Studies and meta-analyses show that laser hemorrhoidoplasty achieves symptom resolution and recurrence rates comparable to conventional excision. Pain scores on the first day after surgery are roughly 2 points lower on a 10-point scale compared to excisional surgery, and that benefit continues through the first week. Recovery time is also notably shorter. Where traditional hemorrhoidectomy may require one to three weeks of convalescence, patients after laser treatment typically resume daily activities sooner.
What to Expect Before Surgery
Preparation is straightforward. You’ll eat a light meal, like soup or salad, the night before. After midnight, nothing by mouth, including water, coffee, or tea. Your surgeon may provide additional instructions specific to your procedure, such as adjusting blood-thinning medications. Most hemorrhoid surgeries are performed under general or regional anesthesia, and you’ll go home the same day. You will need someone to drive you.
Recovery and Pain Management
The average recovery from hemorrhoidectomy is two to four weeks, with six to eight weeks before you can return to heavy lifting or strenuous exercise. Minimally invasive techniques like laser or Doppler-guided procedures tend to fall on the shorter end of that range, while open excision tends toward the longer end.
Pain management typically involves a combination of approaches rather than relying on a single medication. Before and after surgery, you may receive a mix of standard pain relievers alongside medications that target inflammation and swelling. A long-acting local anesthetic injected into the surgical area can provide extended relief in the hours immediately following the procedure. Topical creams applied to the perianal skin help relax the internal sphincter muscle, which reduces the spasm-related pain that many patients find most bothersome. Flavonoid supplements, taken at high doses during the recovery period, can reduce wound swelling and pain.

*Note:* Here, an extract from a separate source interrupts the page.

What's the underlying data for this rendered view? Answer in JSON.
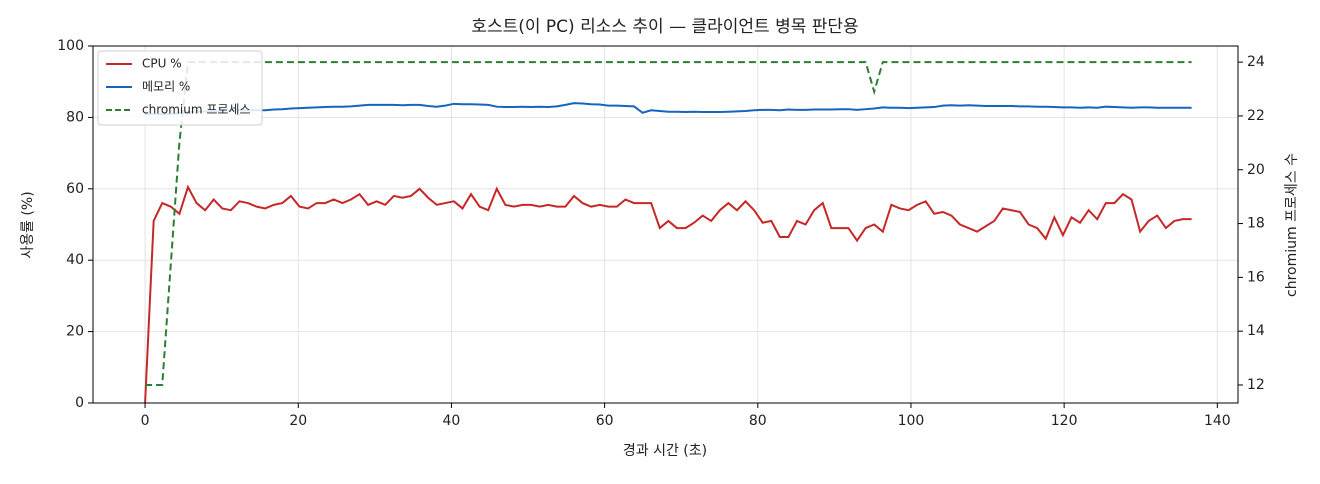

Stool softeners and a high-fiber diet are standard recommendations during healing. The first few bowel movements after surgery are often the most uncomfortable, and keeping stools soft makes a meaningful difference. Sitz baths, where you soak the area in warm water for 10 to 15 minutes several times a day, also help with both pain and hygiene.
Possible Complications
Urinary retention is the most common complication after any anorectal surgery, affecting roughly 15% of patients, though rates in individual studies range from 3% to 50% depending on the type of anesthesia and procedure. This is usually temporary and resolves within a day or two, sometimes requiring a catheter in the short term.
Significant bleeding after surgery occurs in about 2% of conventional hemorrhoidectomies, up to 9.6% of stapled procedures, and around 4.3% of Doppler-guided procedures. Most bleeding episodes happen within the first two weeks and can often be managed without returning to the operating room.
Anal stenosis, a narrowing of the anal canal from scar tissue, occurs in 1% to 7.5% of cases after excisional or stapled procedures. This is more likely when large amounts of tissue are removed. Mild stenosis may respond to gradual dilation, while severe cases occasionally need a corrective procedure.